Two songs James wrote for the aborted Electric Mayhem project – Wonderful and Outta My System – made it on to Circuital. The chorus of the title song sings of finding oneself "right back in the same place where we started out", and so it was with My Morning Jacket, who returned to their home town of Louisville to record for the first time since leaving the farm.

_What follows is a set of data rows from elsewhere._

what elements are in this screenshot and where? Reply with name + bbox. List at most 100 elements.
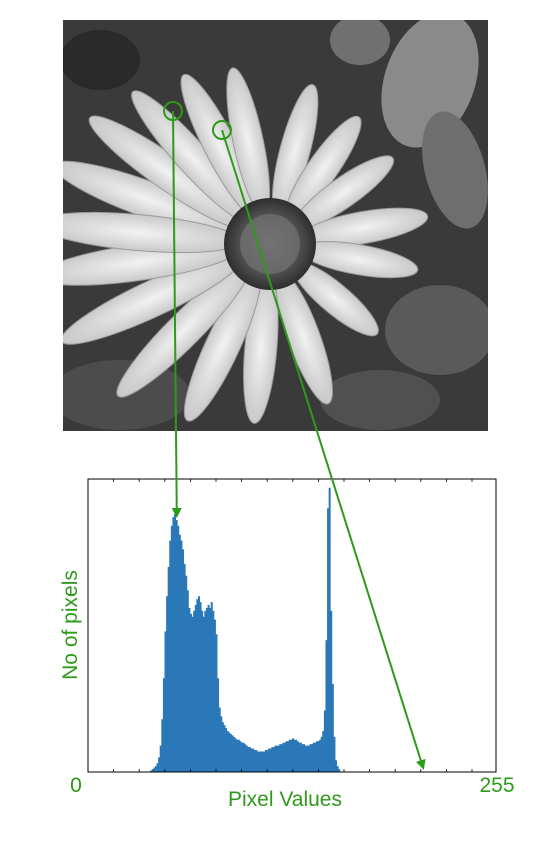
histogram-bar <box>272 747 275 772</box>
histogram-bar <box>314 742 317 772</box>
flower-photo <box>63 20 488 431</box>
histogram-bar <box>253 750 256 772</box>
histogram-bar <box>228 732 231 772</box>
histogram-bar <box>338 769 341 772</box>
histogram-bar <box>202 616 205 772</box>
histogram-bar <box>252 748 255 772</box>
histogram-bar <box>242 742 245 772</box>
histogram-bar <box>207 604 210 772</box>
histogram-bar <box>209 607 212 772</box>
histogram-bar <box>177 525 180 772</box>
histogram-bar <box>226 730 229 772</box>
histogram-bar <box>194 604 197 772</box>
left-annotation-arrow <box>171 110 182 518</box>
histogram-bar <box>213 619 216 772</box>
flower-center-inner <box>240 214 300 274</box>
histogram-bar <box>315 741 318 772</box>
histogram-bar <box>285 741 288 772</box>
histogram-bar <box>287 741 290 772</box>
histogram-bar <box>327 508 330 772</box>
histogram-bar <box>319 739 322 772</box>
histogram-bar <box>284 742 287 772</box>
histogram-bar <box>217 678 220 772</box>
histogram-bar <box>190 613 192 772</box>
histogram-bar <box>223 725 226 772</box>
histogram-bar <box>180 540 183 772</box>
histogram-bar <box>258 751 261 772</box>
histogram-bar <box>159 745 162 772</box>
histogram-bar <box>304 745 307 772</box>
histogram-bar <box>205 607 208 772</box>
histogram-bar <box>333 736 336 772</box>
histogram-bar <box>280 744 283 772</box>
histogram-bar <box>210 602 213 772</box>
histogram-bar <box>292 738 294 772</box>
histogram-bar <box>151 769 154 772</box>
histogram-bar <box>167 566 170 772</box>
histogram-bar <box>229 733 232 772</box>
histogram-bar <box>311 744 314 772</box>
x-axis-label: Pixel Values <box>228 788 342 811</box>
histogram-bar <box>336 766 339 772</box>
histogram-bar <box>271 747 274 772</box>
right-petal-sample-circle <box>212 120 232 140</box>
histogram-bar <box>260 751 263 772</box>
histogram-bar <box>172 517 175 772</box>
histogram-bar <box>299 742 302 772</box>
histogram-bar <box>231 735 234 773</box>
histogram-bar <box>236 739 239 772</box>
histogram-bar <box>170 525 173 772</box>
histogram-bar <box>298 742 301 772</box>
histogram-bar <box>244 744 247 772</box>
histogram-bar <box>264 750 267 772</box>
histogram-bar <box>241 742 243 772</box>
histogram-bar <box>268 748 271 772</box>
background-leaves <box>63 20 488 430</box>
histogram-bar <box>220 716 223 772</box>
histogram-bar <box>162 678 165 772</box>
histogram-chart: 0 255 Pixel Values No of pixels <box>59 478 515 811</box>
histogram-bar <box>301 744 304 772</box>
histogram-bar <box>330 610 333 772</box>
histogram-bars <box>150 487 341 773</box>
histogram-bar <box>174 514 177 772</box>
histogram-bar <box>212 610 215 772</box>
histogram-bar <box>234 738 237 772</box>
histogram-bar <box>188 607 191 772</box>
histogram-bar <box>150 770 153 772</box>
histogram-bar <box>296 741 299 772</box>
histogram-bar <box>309 744 312 772</box>
histogram-bar <box>239 741 242 772</box>
histogram-bar <box>269 748 272 772</box>
histogram-bar <box>282 742 285 772</box>
histogram-bar <box>186 590 189 772</box>
histogram-bar <box>306 745 309 772</box>
histogram-bar <box>312 742 315 772</box>
histogram-bar <box>153 767 156 772</box>
histogram-bar <box>156 763 159 772</box>
histogram-bar <box>325 640 328 772</box>
histogram-bar <box>218 707 221 772</box>
histogram-bar <box>183 563 186 772</box>
histogram-bar <box>317 741 320 772</box>
histogram-bar <box>303 744 306 772</box>
histogram-bar <box>322 730 325 772</box>
histogram-bar <box>320 736 323 772</box>
x-ticks <box>87 479 473 772</box>
histogram-bar <box>154 766 157 772</box>
histogram-bar <box>250 748 253 772</box>
histogram-bar <box>233 736 236 772</box>
histogram-bar <box>204 610 207 772</box>
plot-frame <box>87 478 497 773</box>
histogram-bar <box>290 739 293 772</box>
histogram-bar <box>158 757 161 772</box>
histogram-bar <box>279 744 282 772</box>
x-max-label: 255 <box>479 774 514 797</box>
histogram-bar <box>201 610 204 772</box>
histogram-bar <box>335 760 338 772</box>
histogram-bar <box>276 745 279 772</box>
histogram-bar <box>175 520 178 772</box>
histogram-bar <box>199 602 202 772</box>
histogram-bar <box>266 750 269 772</box>
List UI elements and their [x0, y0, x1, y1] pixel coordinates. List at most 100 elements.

After the luxurious New York studio Avatar, where they recorded Evil Urges and where their every whim was catered for, the group once again found themselves building their own studio, this time transforming an abandoned gymnasium with the aid of Decemberists producer Tucker Martine and several rolls of carpeting they bought from a nearby Salvation Army store.
Being back in the trenches again after their time in Avatar has clearly agreed with the group, as Circuital makes better sense of the creative restlessness that fuelled Evil Urges, playing equally to the sublimely ridiculous – Holdin' on to Metal, a Bond theme-styled anthem rewritten from a riff James heard on the Cambodian Cassette Archives: Khmer Folk & Pop Music – and the kind of luminous, swooning Americana they've long excelled at.
"It was like Boy Scout camp: just the seven of us in this massive room, no staff or nothin'," James says, of the Circuital sessions. A man who clearly wouldn't want a private jet even if he could afford one, he adds, grinning, "If the tape machine was fucked, we couldn't call in an engineer, we had to work out how to fix it ourselves. And I think that sort of approach gives us more of a sense of triumph about it all."